总和边属性并按传入顶点分组

时间:2019-07-12 23:37:00

标签: graph gremlin tinkerpop

我有两个顶点:sitepersoninterest-category。 边缘是:

site->hasUser->person

person->hasInterest(count: N)->interest-category(属性count保存一个数字,它是这种特定用户-兴趣关系的兴趣权重)。

基本上,我想通过使用其用户兴趣来获取与站点相关的所有兴趣。

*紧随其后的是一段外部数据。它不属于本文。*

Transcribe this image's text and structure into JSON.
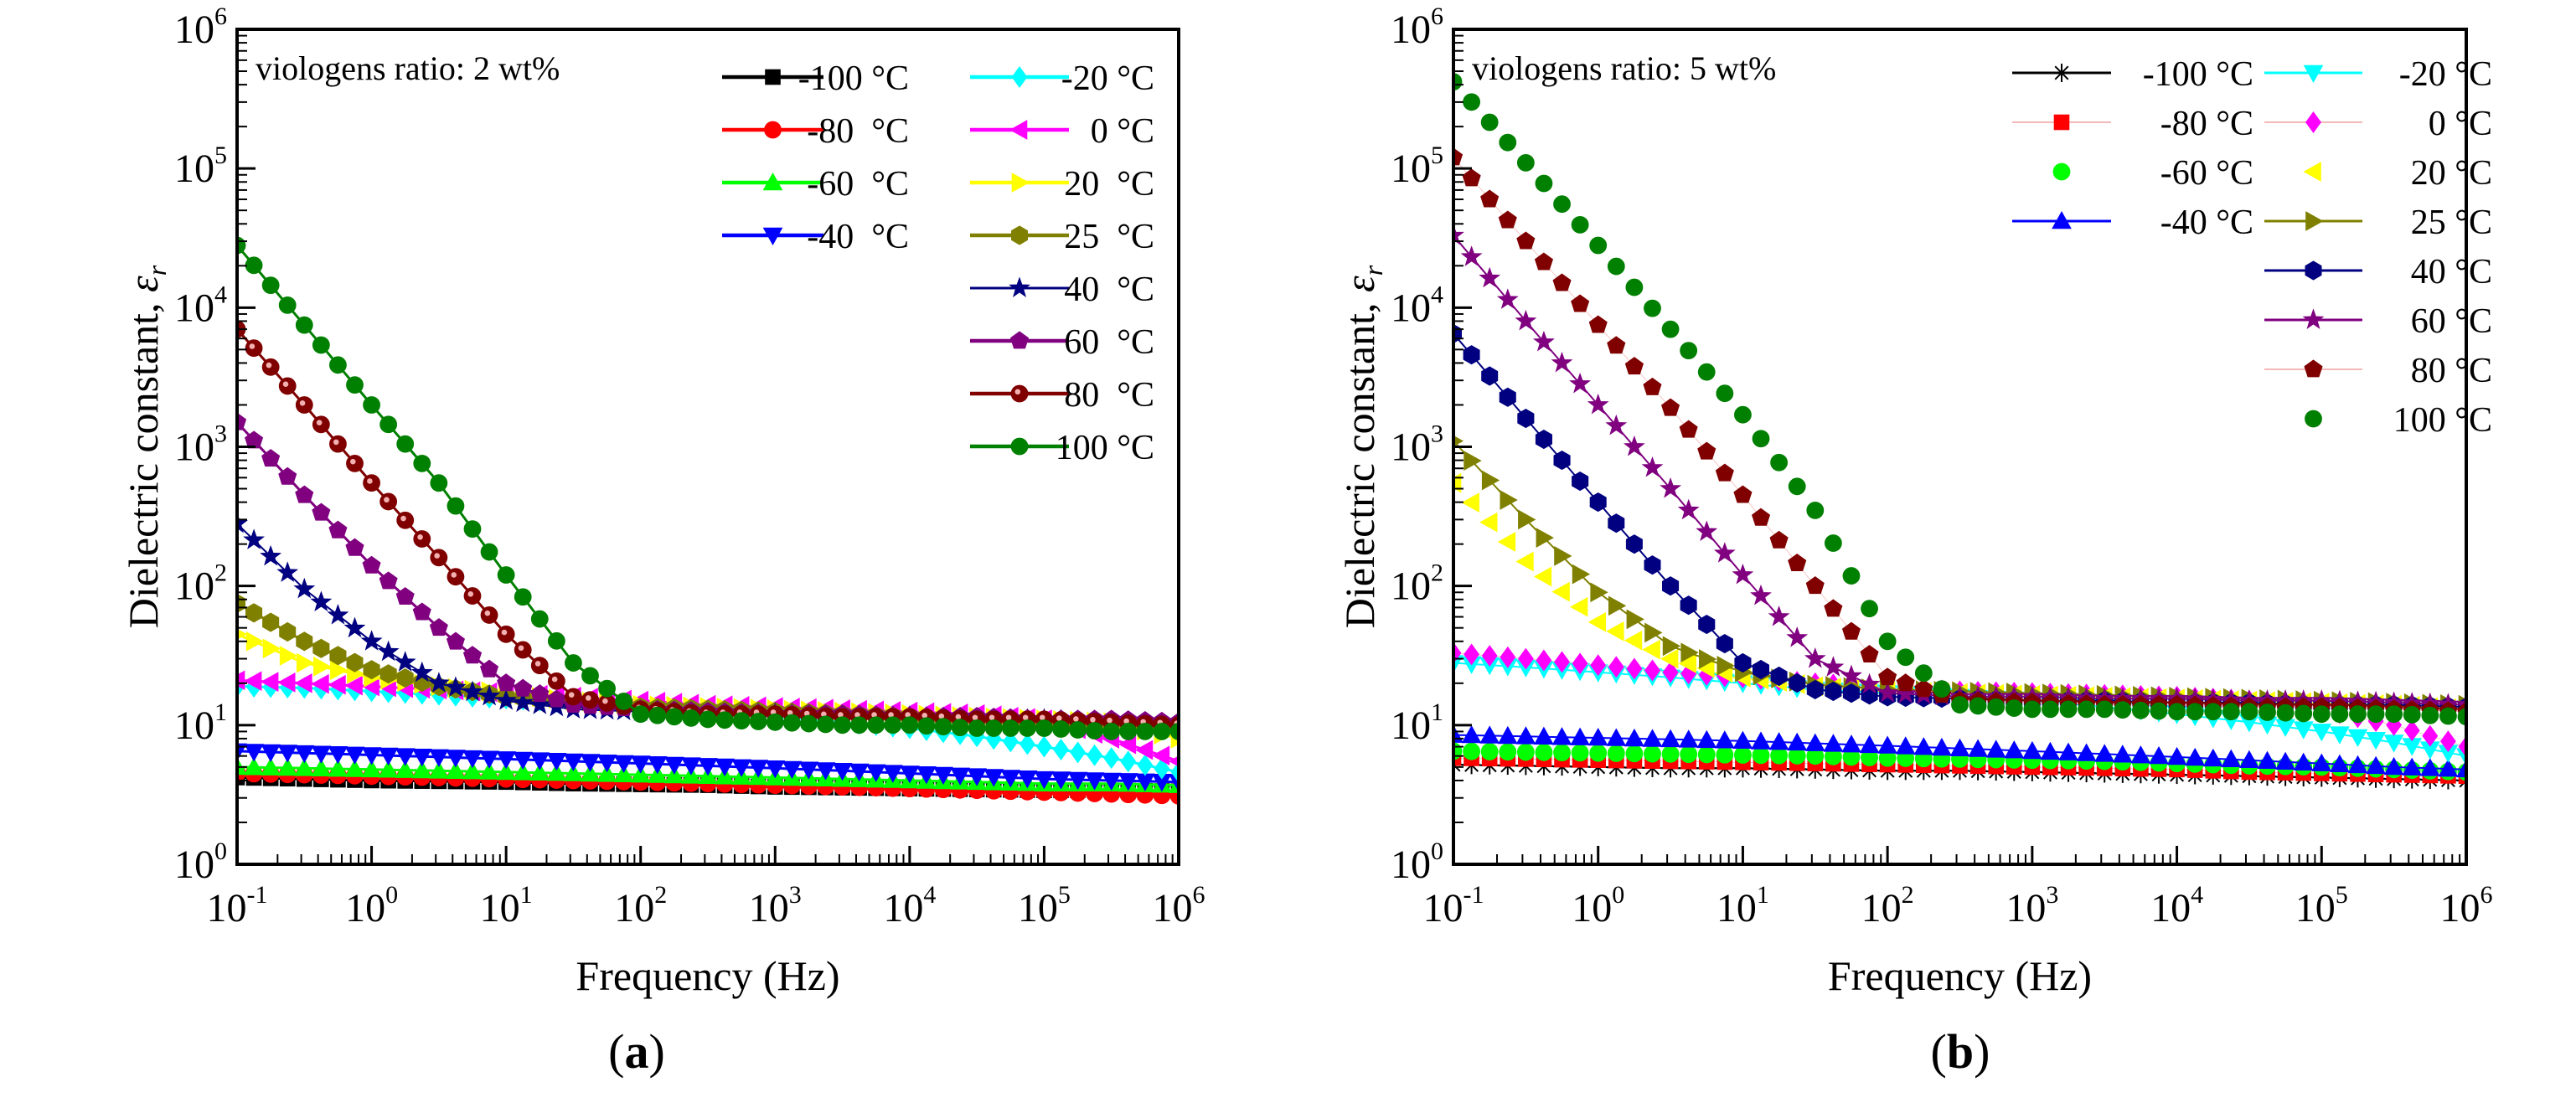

一个示例结果将是:

interest-category: news, totalCount: 15
interest-category: media, totalCount: 20

其中totalCount是该网站/类别的所有用户的边缘属性count的总和。

这是我正在使用的测试样本:

graph = TinkerGraph.open()
g = graph.traversal()

g.addV('person').property(id, 'rodrigo').property('name', 'rodrigo').next()
g.addV('person').property(id, 'john').property('name', 'john').next()
g.addV('site').property(id, 'foxsports').property('name', 'Fox Sports').next()
g.addV('interest-category').property(id, 'sports').property('name', 'Sports').property('level', 'l1').next()
g.addV('interest-category').property(id, 'media').property('name', 'Media').property('level', 'l1').next()
g.addV('interest-category').property(id, 'business-and-finance').property('name', 'Business & Finance').property('level', 'l1').next()
g.addV('interest-category').property(id, 'soccer').property('name', 'Soccer').property('level', 'l2').next()
g.addV('interest-category').property(id, 'basketball').property('name', 'Basketball').property('level', 'l2').next()
g.addV('interest-category').property(id, 'mma').property('name', 'MMA').property('level', 'l2').next()
g.addV('interest-category').property(id, 'news').property('name', 'News').property('level', 'l2').next()
g.addV('interest-category').property(id, 'finance').property('name', 'Finance').property('level', 'l2').next()
g.addV('interest-category').property(id, 'sports-industry').property('name', 'Sports Industry').property('level', 'l2').next()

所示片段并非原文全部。